Search

Digging into the Swift compiler: Nerdcamp is the Shovel

Mark Dalrymple

7 min read

Jan 29, 2018

iOS

Digging into the Swift compiler: Nerdcamp is the Shovel

One of the perks working at Big Nerd Ranch is we can attend one of our bootcamps. Not only do you learn a lot of stuff, they’re a lot of fun.  But what can you do if you’ve already taken All The Things?  A sleep-away Nerdcamp!  A Nerdcamp is an immersive learning experience like our bootcamps, but self-directed on a topic of our choosing.

In January 2018, I participated in a nerdcamp with my colleague, Step Christopher. The topic was “Digging into the Swift compiler”.  Step and I were having a chat one day and I mentioned that I wanted to attain some more swift proficiency, and mentioned the compiler. One thing led to another so we carved out a week in January.  I definitely wanted a week away from my remote office (Böb the cat is very cute, but can be demanding at times) vs say staying at our respective home bases and doing the telepresence thing.

The Plan

Not only is Swift open source, there is a public bug tracker (https://bugs.swift.org). Our plan was to grab some starter bugs and go from there.

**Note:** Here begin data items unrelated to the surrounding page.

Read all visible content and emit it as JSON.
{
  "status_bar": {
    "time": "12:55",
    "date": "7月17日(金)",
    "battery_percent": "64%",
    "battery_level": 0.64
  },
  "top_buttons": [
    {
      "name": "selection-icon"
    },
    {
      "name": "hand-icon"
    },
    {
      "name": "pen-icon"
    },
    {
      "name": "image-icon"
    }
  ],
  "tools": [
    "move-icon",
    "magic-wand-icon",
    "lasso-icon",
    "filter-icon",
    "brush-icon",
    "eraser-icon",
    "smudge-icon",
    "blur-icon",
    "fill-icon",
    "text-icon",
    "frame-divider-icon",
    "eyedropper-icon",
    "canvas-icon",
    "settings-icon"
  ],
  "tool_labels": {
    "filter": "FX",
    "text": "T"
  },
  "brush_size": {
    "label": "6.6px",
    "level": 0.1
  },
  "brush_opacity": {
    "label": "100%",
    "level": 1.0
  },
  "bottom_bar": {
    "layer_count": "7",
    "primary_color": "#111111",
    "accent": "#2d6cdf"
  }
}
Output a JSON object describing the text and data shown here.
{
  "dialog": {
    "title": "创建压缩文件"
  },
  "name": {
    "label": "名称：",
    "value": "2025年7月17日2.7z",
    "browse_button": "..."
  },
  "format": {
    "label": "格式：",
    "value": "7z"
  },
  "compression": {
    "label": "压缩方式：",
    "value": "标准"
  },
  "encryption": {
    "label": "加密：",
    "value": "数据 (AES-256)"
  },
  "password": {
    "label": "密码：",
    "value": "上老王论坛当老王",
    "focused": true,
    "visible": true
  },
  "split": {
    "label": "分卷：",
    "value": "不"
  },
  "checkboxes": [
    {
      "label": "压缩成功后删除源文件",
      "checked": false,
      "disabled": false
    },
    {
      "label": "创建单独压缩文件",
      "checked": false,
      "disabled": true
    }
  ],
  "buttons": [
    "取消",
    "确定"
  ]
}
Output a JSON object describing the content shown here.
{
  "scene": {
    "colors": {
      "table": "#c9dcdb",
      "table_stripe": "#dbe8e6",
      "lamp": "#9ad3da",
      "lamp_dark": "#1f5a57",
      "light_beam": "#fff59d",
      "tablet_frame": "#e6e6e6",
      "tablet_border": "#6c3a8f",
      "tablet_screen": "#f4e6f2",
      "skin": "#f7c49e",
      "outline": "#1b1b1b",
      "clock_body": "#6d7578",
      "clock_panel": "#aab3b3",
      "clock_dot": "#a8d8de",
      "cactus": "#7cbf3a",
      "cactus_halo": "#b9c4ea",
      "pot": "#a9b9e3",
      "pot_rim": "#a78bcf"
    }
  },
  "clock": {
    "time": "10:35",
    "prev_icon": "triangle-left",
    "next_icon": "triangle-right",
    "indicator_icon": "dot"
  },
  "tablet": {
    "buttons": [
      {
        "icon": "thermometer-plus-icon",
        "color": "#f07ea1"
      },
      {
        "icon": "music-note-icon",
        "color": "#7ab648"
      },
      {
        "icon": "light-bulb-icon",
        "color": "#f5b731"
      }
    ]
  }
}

This was attractive to me because I’ve had zero formal exposure to compiler innards. The small college I attended didn’t have have a compiler design course. I’ve skimmed through the first half the Dragon Book a couple of times. That’s about it.  So, a big win for me would be navigating around the swift compiler’s code base enough to locate where the bug is, understand what’s going on, and perhaps fix it.

The Venue

Step found us an airBnb cabin up near Ellijay GA, north of Atlanta. We knew we’d have necessities at hand such as a Wal Mart, a Waffle House, a bbq joint, and a big farmer’s market that sold fried pies.  The cabin was down near the Coosawatte river along a scenically twisty / windey / no-guard-raily / scary / somewhat-gravely road.  There was a kitchen, sleeping areas and a large living room.  Most of the work occurred around the kitchen table, or sprawled on the gigantic sofa.

Starter Bug

I asked Jordan Rose (@UINT_MIN on Twitter) from the Swift compiler team at Apple if there were any interesting starter bugs.  He recommended two – Step picked one regarding NSProxy subclassing, and I grabbed SR-1557 – Unused function-typed return values result in a hard error

The bug: given a function that returns a function and the return value is unused, it should be a warning (like other unused function values) rather than an error:

thingie() // yields error "expression resolves to an unused function"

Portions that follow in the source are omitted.